At STAT’s 2026 Breakthrough Summit East, Amneal’s Chirag Patel highlighted vulnerabilities in the U.S. antibiotic supply chain and warned that limited domestic production poses risks to national health security. He also pointed to slow biosimilar adoption as a key barrier to expanding access and reducing costs, calling for greater coordination across policy, payers, and industry.
The following transcript has been lightly edited for content and clarity.
Chirag Patel: Good afternoon. My name is Chirag Patel, co-founder and Co-CEO of Amneal Pharmaceuticals. We’re a leading affordable medicines company in the United States. We fill about 175 million prescriptions per year — about one out of five — and still make half of our products in the United States.
And how do we define affordable medicines? Three categories. One is generics, which are, as you know, a huge success story. Over the last 20 years, our industry has saved $4.5 trillion, $430 billion just last year. It’s a huge success story.
And I’m going to cover two topics today. So we have achieved affordability in generics, then hospital injectables. And then we have biosimilars, which is a huge opportunity, mainly for the patient to get more access to the medicine.
Let’s talk about essential medicines. As you know, in America, we led antibiotics production since the 1940s, 50s, 60s, 70s, 80s. In 1990, last 30 years, all the productions have moved out. So today we have 1% of fermentation capacity in the United States. 1%, only 1%.
Fermentation is required to make key starting material.
You make key starting material, then you make the intermediates — the 6-APA, 7-ACA — that make all the penicillins and cephalosporins. As a country, we make near nothing in the U.S.
“I understand cost plays a key role, but as our country, we cannot afford to not have antibiotics fermentation capacity in the United States. It creates uncertainty in national health security.”
80% is coming from China.
And yes, antibiotic supply is available today, everything works normally, but what if it isn’t? A public-private partnership would be required to help antibiotics capabilities back to the U.S.
Also, we’re working on a legislative front for CMS to require — just like controlled substances — that you must buy U.S.-made antibiotics for the plans, which would then create a nice 50% market formation in the United States, from key antibiotic starting material, intermediates, active pharmaceutical ingredient (API), and finish dose.

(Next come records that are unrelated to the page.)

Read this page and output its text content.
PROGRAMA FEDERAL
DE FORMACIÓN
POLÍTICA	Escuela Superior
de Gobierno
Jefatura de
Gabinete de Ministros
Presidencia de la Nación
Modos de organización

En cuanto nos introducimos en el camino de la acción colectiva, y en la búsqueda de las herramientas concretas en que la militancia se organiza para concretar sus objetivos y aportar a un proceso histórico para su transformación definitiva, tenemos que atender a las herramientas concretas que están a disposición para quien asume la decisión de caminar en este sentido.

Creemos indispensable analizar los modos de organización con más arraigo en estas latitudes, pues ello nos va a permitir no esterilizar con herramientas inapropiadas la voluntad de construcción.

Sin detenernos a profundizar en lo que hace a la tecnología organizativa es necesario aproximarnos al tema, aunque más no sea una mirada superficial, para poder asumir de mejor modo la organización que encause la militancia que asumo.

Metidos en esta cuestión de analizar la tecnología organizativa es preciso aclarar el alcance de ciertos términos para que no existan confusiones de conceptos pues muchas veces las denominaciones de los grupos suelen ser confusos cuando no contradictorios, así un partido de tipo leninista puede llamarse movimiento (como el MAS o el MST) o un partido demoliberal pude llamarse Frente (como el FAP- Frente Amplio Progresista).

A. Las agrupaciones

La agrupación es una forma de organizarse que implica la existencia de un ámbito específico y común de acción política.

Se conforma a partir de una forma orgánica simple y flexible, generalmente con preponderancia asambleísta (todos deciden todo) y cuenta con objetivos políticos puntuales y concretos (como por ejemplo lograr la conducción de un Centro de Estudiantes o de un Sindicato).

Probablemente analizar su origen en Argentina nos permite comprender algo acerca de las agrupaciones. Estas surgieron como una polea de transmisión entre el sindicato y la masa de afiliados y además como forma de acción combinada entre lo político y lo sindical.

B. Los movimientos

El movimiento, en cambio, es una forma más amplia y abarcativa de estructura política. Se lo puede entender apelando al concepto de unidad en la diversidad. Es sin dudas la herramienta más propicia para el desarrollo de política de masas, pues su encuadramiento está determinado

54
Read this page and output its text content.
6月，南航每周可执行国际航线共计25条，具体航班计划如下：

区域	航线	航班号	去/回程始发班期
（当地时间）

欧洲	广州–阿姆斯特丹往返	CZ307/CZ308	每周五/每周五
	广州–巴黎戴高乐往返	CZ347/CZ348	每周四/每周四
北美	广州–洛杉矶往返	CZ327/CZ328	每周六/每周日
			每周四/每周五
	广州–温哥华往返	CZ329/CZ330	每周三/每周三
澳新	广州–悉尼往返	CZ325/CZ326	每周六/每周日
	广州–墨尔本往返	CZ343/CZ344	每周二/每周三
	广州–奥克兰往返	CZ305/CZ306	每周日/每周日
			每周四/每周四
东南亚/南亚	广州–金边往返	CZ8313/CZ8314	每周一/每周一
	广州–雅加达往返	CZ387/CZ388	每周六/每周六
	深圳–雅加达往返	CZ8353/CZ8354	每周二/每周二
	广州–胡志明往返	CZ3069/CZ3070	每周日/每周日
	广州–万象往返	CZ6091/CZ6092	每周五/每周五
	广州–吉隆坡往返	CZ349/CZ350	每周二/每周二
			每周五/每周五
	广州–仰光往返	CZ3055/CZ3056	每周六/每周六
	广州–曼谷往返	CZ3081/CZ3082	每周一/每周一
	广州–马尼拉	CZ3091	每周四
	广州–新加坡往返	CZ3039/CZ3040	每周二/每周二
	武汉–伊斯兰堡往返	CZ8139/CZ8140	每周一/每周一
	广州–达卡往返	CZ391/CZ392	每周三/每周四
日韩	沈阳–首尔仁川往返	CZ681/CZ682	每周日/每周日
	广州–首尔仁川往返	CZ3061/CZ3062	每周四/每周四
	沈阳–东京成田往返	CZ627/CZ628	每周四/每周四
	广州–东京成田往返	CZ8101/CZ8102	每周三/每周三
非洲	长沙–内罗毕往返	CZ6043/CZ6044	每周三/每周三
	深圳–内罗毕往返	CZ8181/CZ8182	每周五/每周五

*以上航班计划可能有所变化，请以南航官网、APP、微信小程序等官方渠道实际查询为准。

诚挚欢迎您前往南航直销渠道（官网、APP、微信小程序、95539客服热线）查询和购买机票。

We would, as a nation, breathe really well knowing that we have the domestic antibiotics capacity. And we are keeping the global capacity intact as well. It’s a global supply chain resiliency. We’re working on it.
And the second topic is biosimilars. So the generics have been a huge success. 90% of all generics, when we launch, 90% adoption on average. And cost is so affordable: $5 copay, $10 copay, and 90% of prescriptions are filled using generics drugs. We have done a great job as industry.

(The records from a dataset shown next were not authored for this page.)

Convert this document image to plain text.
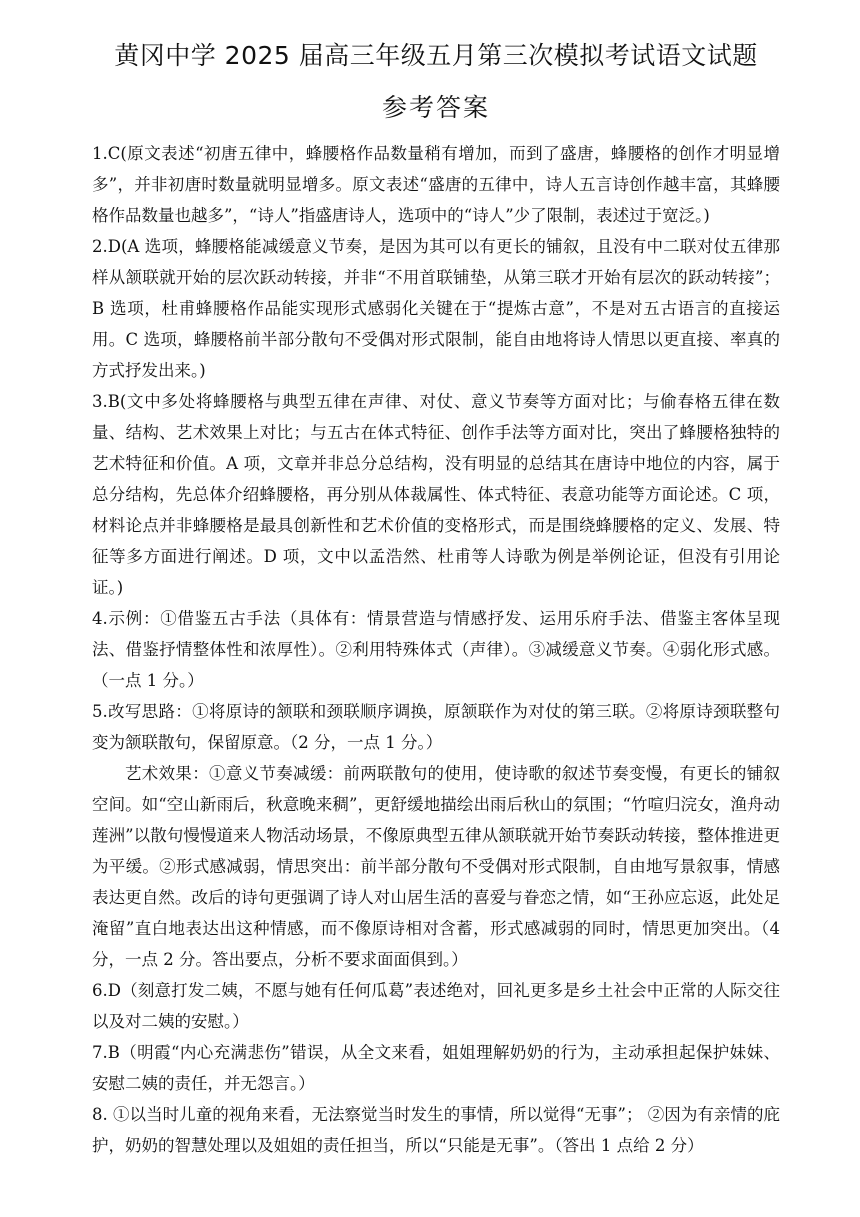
黄冈中学 2025 届高三年级五月第三次模拟考试语文试题
参考答案

1.C(原文表述“初唐五律中，蜂腰格作品数量稍有增加，而到了盛唐，蜂腰格的创作才明显增多”，并非初唐时数量就明显增多。原文表述“盛唐的五律中，诗人五言诗创作越丰富，其蜂腰格作品数量也越多”，“诗人”指盛唐诗人，选项中的“诗人”少了限制，表述过于宽泛。)

2.D(A 选项，蜂腰格能减缓意义节奏，是因为其可以有更长的铺叙，且没有中二联对仗五律那样从颔联就开始的层次跃动转接，并非“不用首联铺垫，从第三联才开始有层次的跃动转接”；B 选项，杜甫蜂腰格作品能实现形式感弱化关键在于“提炼古意”，不是对五古语言的直接运用。C 选项，蜂腰格前半部分散句不受偶对形式限制，能自由地将诗人情思以更直接、率真的方式抒发出来。)

3.B(文中多处将蜂腰格与典型五律在声律、对仗、意义节奏等方面对比；与偷春格五律在数量、结构、艺术效果上对比；与五古在体式特征、创作手法等方面对比，突出了蜂腰格独特的艺术特征和价值。A 项，文章并非总分总结构，没有明显的总结其在唐诗中地位的内容，属于总分结构，先总体介绍蜂腰格，再分别从体裁属性、体式特征、表意功能等方面论述。C 项，材料论点并非蜂腰格是最具创新性和艺术价值的变格形式，而是围绕蜂腰格的定义、发展、特征等多方面进行阐述。D 项，文中以孟浩然、杜甫等人诗歌为例是举例论证，但没有引用论证。)

4.示例：①借鉴五古手法（具体有：情景营造与情感抒发、运用乐府手法、借鉴主客体呈现法、借鉴抒情整体性和浓厚性）。②利用特殊体式（声律）。③减缓意义节奏。④弱化形式感。（一点 1 分。）

5.改写思路：①将原诗的颔联和颈联顺序调换，原颔联作为对仗的第三联。②将原诗颈联整句变为颔联散句，保留原意。（2 分，一点 1 分。）

艺术效果：①意义节奏减缓：前两联散句的使用，使诗歌的叙述节奏变慢，有更长的铺叙空间。如“空山新雨后，秋意晚来稠”，更舒缓地描绘出雨后秋山的氛围；“竹喧归浣女，渔舟动莲洲”以散句慢慢道来人物活动场景，不像原典型五律从颔联就开始节奏跃动转接，整体推进更为平缓。②形式感减弱，情思突出：前半部分散句不受偶对形式限制，自由地写景叙事，情感表达更自然。改后的诗句更强调了诗人对山居生活的喜爱与眷恋之情，如“王孙应忘返，此处足淹留”直白地表达出这种情感，而不像原诗相对含蓄，形式感减弱的同时，情思更加突出。（4 分，一点 2 分。答出要点，分析不要求面面俱到。）

6.D（刻意打发二姨，不愿与她有任何瓜葛”表述绝对，回礼更多是乡土社会中正常的人际交往以及对二姨的安慰。）

7.B（明霞“内心充满悲伤”错误，从全文来看，姐姐理解奶奶的行为，主动承担起保护妹妹、安慰二姨的责任，并无怨言。）

8. ①以当时儿童的视角来看，无法察觉当时发生的事情，所以觉得“无事”； ②因为有亲情的庇护，奶奶的智慧处理以及姐姐的责任担当，所以“只能是无事”。（答出 1 点给 2 分）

Biosimilars, that’s not the story yet. We have to work together as industry with payers, providers, the manufacturers. And I want to thank the FDA for streamlining the processes. Now, the entire regulatory process, which used to take seven years, now it’s four to five years, used to cost $150 to $200 million each product. Now it’s $50 to $70 million. So you’ll see more manufacturers that will be entering.
The problem is you saw what happened with Humira. Now there are 118 biosimilar candidates. Only 10% are actively being worked on because biosimilars are treated as quasi-brand. You need to get coverage. We do not need to get any insurance coverage for generics products. We do not need to wait on the generic side to get the reimbursement code for six to nine months — it’s immediately given and insurance covers it.
Biosimilars should be covered as a preferred formulary on the insurance, just like generics. Then you’ll see the adoption right away. Everybody’s working on it. I’m very hopeful that sanity will prevail over two, three years.
It’s been 12 years of biosimilars since Congress passed the legislation. Even if you recall, the generics drugs took almost 15 years before the adoption was almost to 70, 80 to 90%. You’ll see that in biosimilars.
But we need all the industry players on board. And it’ll create a tremendous access. And savings — we would have another $100 billion or $150 billion a year savings.
But more importantly, did you know that 50% of cancer patients declare personal bankruptcies* and they don’t finish their treatment? Many of their immunology drugs are biologics — and more and more biologics will be there and peptides will be there.
I urge that we work together to have CMS issue the reimbursement code immediately. We don’t need to pay insurance companies rebates for biosimilars — that’s not the purpose of biosimilars. Just like we don’t pay any rebates for generics. And we need their adoption by the providers immediately as well.
Thank you very much.
*Editor’s note: In population-based studies, about 1.7% of cancer patients file for bankruptcy within five years of diagnosis, though financial hardship is more common.